Arkansas GOP Gov. Asa Hutchinson said Sunday that despite a third wave of COVID-19 infection in the state, it’s not the right time to talk about a mask mandate that has been previously banned in Arkansas.
In an interview on CNN’s “State of the Union,” Hutchinson said the emphasis has to be on getting people vaccinated against the virus.
“I really think it's important not to have the current debate about mask wearing but have the current emphasis on getting a vaccine,” he said. “That's the singular focus we have, even though our guidelines continue to say if you're not vaccinated, you should wear a mask…. we don't have a mandate because that was held back from the legislature.”
But he said more people may be looking at the guideline for the unvaccinated and for those under 12 years old.
“There's two mandates that are possible. One would be a vaccine mandate. We're not going to do that, because that would even cause a greater reaction of negativity toward the government and that imposition on freedom,” he said.
“Secondly would be a mandate for wearing masks,” he continued. “It is a conservative principle to allow for local control. … That's something we're going to have to continue to weigh, depending upon vaccination rates and how they proceed between now and school.”
“You've got to worry,… you're not going to be able to enforce it very well. The schools are in a better position to do it,” he said.
“We need to get everybody else around that young child vaccinated. That's the cocoon. That's the protection we need to provide them going back to school,” he said.
Hutchinson said town hall meetings have been a good way to reach the unvaccinated in his state, calling it “a pivotable moment in our race against the COVID virus.”

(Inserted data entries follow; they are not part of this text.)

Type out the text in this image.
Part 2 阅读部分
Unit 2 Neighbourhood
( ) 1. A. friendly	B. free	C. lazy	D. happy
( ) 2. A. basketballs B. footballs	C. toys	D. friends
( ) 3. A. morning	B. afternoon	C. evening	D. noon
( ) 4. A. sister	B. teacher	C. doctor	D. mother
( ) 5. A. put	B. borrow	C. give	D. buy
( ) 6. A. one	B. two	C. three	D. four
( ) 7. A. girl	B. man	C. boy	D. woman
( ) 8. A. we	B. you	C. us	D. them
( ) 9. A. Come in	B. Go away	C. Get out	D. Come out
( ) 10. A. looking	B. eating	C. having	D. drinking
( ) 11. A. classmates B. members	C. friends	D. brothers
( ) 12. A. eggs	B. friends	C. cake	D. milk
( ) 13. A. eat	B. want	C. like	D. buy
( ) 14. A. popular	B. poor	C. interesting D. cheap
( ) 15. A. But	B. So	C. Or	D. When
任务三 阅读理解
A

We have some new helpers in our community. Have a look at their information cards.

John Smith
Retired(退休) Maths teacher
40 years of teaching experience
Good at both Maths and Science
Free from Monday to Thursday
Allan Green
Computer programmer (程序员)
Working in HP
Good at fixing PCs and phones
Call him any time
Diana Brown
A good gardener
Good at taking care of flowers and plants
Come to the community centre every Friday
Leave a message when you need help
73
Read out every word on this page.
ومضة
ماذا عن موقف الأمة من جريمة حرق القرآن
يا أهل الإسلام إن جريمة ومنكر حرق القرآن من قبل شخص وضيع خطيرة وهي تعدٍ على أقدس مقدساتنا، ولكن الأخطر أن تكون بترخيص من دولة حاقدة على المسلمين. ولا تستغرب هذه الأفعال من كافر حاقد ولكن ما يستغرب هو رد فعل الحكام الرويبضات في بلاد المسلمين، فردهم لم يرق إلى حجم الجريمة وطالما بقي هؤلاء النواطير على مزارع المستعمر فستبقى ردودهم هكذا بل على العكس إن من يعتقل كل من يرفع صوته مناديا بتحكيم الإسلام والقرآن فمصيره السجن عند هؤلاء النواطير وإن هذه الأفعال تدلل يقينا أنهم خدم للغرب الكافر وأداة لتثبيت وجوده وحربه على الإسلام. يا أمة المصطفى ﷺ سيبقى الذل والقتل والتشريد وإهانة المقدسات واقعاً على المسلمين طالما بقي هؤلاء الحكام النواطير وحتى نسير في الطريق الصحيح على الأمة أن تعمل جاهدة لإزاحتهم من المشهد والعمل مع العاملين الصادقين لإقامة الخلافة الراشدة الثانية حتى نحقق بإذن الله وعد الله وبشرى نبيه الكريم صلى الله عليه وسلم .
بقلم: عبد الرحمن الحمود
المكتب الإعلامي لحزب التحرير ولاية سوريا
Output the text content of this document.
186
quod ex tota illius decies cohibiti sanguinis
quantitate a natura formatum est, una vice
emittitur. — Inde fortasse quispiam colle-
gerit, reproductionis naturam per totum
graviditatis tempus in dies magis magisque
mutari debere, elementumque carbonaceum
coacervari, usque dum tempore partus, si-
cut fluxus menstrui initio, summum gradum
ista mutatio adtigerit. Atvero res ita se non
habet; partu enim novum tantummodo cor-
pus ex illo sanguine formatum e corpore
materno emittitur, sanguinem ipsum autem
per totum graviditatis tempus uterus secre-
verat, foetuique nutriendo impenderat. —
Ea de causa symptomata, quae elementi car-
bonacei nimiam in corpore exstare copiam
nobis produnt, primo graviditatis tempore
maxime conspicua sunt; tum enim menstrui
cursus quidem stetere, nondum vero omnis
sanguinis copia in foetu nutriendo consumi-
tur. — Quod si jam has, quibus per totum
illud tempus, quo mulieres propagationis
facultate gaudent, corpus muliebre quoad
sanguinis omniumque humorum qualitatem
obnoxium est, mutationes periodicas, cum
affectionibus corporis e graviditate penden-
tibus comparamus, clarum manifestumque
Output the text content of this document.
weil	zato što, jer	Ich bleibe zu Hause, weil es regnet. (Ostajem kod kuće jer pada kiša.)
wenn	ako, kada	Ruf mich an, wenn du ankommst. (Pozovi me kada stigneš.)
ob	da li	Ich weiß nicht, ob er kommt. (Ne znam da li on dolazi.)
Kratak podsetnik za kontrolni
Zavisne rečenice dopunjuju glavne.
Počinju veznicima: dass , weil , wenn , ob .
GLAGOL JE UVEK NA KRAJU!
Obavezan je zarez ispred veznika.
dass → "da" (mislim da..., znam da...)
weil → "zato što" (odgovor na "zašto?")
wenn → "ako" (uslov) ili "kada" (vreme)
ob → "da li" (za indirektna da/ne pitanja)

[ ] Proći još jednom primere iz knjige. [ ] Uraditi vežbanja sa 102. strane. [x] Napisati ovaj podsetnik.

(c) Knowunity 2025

“I made the decision that it's really not what the government can tell you to do, but it is the community and their engagement and citizens talking to other citizens and trusted advisers, whether it's medical community or employers, those are key,” he said. That's why I'm having these town hall meetings. It is more than listening. It's engaging the community. So far we've seen a 40% increase in our vaccinations since we started this.”
He added that vaccine resistance “has hardened in certain elements and it's simply false information. It is myths.”
“As I go into these town hall meetings someone said ‘don't call it a vaccine. Call it a bio weapon,’ and they talk about mind control,” he said.
“Those are obviously erroneous. Other members of the community correct that. … We are seeing younger adults going to the hospital. And people of Arkansas and across the nation respond to risk. … You're seeing a high escalation of the vaccines because people are measuring the risk.
“People can change their mind,” he added. “Even though there's a very hardened resistance, it's a small percent.”